When evaluating potential GenAI use cases, consider the following questions in order to explore the benefits and risks of deploying this technology:

  • What is the problem statement?
  • What are potential inequities in problem formulation?
  • What are the data inputs?
  • How and when will the solution be implemented and integrated into existing and future processes and delivery of services?
  • What is the return on investment? What are the alternatives to solving the problem?
  • Who will be the GenAI team responsible within the program area to monitor, validate, and evaluate the GenAI tool?
  • How does using the GenAI tool build trust with the end users like State staff or Californians?
  • Is the GenAI tool accessible and culturally appropriate?

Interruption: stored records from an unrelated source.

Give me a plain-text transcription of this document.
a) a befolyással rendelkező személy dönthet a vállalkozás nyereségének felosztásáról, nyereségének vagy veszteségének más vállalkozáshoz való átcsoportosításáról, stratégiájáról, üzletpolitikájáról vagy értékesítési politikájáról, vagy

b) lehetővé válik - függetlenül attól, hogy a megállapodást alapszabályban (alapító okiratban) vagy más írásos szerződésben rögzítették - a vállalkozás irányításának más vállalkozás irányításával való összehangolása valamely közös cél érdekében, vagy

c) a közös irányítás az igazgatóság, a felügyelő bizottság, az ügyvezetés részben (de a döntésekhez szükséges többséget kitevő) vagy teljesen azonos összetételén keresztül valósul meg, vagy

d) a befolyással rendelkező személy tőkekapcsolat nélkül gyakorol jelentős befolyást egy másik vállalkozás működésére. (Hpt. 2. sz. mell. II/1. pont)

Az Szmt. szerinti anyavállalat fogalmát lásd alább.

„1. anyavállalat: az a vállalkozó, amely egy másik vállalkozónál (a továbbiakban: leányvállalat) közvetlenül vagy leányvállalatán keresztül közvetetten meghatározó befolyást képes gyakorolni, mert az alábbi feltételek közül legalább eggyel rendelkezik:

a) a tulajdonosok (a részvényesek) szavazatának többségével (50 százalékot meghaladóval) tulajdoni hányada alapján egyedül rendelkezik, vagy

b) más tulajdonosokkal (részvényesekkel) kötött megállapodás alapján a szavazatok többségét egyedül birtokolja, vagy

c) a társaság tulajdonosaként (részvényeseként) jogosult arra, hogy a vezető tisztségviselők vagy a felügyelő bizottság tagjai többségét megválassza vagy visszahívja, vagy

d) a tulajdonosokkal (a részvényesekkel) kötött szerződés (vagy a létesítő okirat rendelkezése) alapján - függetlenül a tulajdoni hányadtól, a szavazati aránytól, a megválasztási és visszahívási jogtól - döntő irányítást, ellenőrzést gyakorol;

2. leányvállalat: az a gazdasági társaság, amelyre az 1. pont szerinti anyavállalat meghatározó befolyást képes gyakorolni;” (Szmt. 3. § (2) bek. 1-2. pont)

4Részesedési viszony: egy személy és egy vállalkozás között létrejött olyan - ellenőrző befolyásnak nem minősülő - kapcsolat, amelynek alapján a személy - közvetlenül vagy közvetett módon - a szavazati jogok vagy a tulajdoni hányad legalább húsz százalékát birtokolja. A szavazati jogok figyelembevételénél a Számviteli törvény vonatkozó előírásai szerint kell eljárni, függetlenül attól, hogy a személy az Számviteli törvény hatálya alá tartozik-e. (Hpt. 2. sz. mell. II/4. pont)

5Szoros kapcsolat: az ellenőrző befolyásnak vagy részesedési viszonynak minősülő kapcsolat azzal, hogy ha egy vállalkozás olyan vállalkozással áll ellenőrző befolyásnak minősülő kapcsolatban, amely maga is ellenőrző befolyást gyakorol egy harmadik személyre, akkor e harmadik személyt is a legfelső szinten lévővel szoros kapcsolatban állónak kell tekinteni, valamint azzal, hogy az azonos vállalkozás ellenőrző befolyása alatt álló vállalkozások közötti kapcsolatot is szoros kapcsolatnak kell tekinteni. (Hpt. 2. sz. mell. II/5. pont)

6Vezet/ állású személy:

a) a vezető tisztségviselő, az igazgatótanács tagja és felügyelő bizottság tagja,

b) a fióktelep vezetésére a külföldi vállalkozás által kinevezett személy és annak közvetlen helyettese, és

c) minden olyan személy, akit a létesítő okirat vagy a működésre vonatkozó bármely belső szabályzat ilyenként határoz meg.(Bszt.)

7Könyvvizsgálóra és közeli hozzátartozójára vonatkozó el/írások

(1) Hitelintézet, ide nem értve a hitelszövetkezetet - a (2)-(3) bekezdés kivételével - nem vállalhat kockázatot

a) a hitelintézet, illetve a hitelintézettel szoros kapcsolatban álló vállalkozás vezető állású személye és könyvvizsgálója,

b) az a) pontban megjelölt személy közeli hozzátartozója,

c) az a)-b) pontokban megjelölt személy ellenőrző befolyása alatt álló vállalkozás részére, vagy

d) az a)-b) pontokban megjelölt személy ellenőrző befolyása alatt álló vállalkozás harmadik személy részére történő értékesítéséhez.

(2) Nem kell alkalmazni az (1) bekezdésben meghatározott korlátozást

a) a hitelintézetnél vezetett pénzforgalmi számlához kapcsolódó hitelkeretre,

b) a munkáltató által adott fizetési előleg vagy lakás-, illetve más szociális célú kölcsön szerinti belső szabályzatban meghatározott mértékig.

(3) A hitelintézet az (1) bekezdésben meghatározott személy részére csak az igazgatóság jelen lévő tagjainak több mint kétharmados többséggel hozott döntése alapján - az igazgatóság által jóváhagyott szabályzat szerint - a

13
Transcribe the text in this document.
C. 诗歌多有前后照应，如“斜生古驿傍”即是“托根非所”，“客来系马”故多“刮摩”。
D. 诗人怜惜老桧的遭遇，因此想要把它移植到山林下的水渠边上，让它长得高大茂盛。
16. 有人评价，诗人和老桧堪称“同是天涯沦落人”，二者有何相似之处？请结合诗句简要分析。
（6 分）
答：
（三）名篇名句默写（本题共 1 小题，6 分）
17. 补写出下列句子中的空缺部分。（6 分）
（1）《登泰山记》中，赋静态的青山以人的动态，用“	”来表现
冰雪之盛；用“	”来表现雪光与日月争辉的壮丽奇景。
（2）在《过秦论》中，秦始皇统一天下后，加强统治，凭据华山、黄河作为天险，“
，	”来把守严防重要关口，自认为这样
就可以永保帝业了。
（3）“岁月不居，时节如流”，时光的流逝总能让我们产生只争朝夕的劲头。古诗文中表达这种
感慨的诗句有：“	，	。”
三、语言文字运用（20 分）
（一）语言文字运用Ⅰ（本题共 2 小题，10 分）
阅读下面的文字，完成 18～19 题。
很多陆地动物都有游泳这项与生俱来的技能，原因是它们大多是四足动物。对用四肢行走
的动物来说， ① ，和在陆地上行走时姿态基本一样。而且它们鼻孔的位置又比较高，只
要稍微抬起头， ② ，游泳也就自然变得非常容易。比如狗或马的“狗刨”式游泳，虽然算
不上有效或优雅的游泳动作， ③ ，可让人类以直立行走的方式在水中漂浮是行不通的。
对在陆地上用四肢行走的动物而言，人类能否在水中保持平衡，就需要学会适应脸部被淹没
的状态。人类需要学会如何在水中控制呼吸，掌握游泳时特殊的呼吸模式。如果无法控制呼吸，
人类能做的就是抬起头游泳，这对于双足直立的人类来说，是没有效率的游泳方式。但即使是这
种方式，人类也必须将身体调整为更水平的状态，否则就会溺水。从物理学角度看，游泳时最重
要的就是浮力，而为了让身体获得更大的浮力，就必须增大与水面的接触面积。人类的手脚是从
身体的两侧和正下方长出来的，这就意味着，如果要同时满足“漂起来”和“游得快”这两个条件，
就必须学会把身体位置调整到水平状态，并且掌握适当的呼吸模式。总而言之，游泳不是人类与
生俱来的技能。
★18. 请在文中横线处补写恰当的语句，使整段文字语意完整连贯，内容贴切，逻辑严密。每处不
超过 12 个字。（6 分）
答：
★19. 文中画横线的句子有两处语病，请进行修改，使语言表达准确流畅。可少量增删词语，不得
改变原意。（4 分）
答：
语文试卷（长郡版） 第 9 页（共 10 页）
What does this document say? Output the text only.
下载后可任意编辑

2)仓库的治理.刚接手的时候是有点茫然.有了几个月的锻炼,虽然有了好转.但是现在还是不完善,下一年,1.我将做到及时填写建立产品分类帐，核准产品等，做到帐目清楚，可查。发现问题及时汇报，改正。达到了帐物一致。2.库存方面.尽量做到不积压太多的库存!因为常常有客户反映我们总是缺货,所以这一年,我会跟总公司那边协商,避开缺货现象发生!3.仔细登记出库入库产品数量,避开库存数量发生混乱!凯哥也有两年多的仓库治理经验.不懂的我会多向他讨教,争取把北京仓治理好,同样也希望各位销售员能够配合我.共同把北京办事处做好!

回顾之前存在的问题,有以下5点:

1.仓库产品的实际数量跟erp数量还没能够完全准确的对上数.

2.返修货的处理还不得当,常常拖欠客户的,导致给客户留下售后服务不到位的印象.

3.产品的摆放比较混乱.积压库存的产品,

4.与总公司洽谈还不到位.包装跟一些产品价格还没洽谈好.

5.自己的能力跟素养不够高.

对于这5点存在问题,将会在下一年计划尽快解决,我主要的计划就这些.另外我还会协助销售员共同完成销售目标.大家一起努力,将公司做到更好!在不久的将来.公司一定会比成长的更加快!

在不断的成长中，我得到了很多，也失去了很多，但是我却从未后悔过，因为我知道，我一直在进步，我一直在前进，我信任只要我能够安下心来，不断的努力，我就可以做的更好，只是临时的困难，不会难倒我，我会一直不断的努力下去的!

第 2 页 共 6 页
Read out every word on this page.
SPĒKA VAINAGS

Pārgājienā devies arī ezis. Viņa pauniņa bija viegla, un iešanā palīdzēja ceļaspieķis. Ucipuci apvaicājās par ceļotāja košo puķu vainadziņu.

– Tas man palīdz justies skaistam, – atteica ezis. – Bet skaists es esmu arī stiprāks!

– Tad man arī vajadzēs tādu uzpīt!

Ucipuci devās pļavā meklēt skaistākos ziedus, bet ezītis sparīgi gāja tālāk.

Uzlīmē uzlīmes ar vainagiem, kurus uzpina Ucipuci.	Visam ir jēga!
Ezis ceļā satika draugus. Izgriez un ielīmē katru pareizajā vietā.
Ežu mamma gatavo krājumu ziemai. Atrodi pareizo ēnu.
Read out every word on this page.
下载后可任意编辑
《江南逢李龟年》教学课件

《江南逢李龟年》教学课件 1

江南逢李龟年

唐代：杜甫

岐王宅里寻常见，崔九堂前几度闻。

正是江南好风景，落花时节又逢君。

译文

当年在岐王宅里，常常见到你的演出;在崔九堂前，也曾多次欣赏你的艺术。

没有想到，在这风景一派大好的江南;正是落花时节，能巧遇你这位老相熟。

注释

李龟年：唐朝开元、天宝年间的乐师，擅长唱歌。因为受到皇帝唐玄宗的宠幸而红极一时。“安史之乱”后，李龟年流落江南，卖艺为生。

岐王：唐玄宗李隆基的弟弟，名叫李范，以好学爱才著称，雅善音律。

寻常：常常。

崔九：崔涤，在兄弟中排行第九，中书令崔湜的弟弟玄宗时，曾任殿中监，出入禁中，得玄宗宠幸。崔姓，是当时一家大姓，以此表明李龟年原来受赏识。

Before initiating a GenAI project, it is also critical to consider the communities and users that may be impacted by the use case, whether they are the primary service population or groups that may be unexpectedly affected. A few criteria to begin thinking about the potential impacts of GenAI on communities include severity, scale, duration, and types of potential impacts of GenAI tools across a range of community group sizes.

Severity of risk

The degree and type of impact should be considered in determining an overall assessment of risk level for a GenAI use case.

Scale of risk

The scale and duration of the impact should be a consideration in determining the risk level for a GenAI use case. This should include an impact analysis of various affected groups – including, but not limited to, individuals, workers, communities, businesses, and local governments.

Important considerations in understanding GenAI risks include:

  • The risk of biased outputs from GenAI tools that amplify existing societal biases, particularly in use cases that may impact the delivery of public services.
  • The risk of hallucinated outputs from GenAI tools that can impact the validity, accuracy, or performance stability of State services.
  • The risk of harmful or inappropriate materials generated by GenAI, such as deepfakes that could spread misinformation.
  • The risk of GenAI tools lacking a human-in-the-loop reviewer who can validate the outputs of the system.
  • The risk of automation bias (an over-reliance on automated GenAI systems to make decisions), given the ability of GenAI tools to produce answers that “sound right” despite having no factual accuracy.
  • The risk of security vulnerabilities in GenAI tools exposed through new, natural language interfaces or source datasets.
  • The risk of black box GenAI applications that are unable to explain the rationale behind its recommendations for services that require this capability.
  • The risk of privacy re-identification issues for datasets including vulnerable communities that depend on anonymity for safe data analysis.

Source: State of California Benefits and Risks of Generative Artificial Intelligence Report, November 2023.

The Government Operations Agency (GovOps), Department of Technology (CDT), and Office of Data and Innovation (ODI) are working to develop guidelines for evaluating the impact of GenAI use cases on historically vulnerable and marginalized communities. These guidelines will be added to this toolkit once available.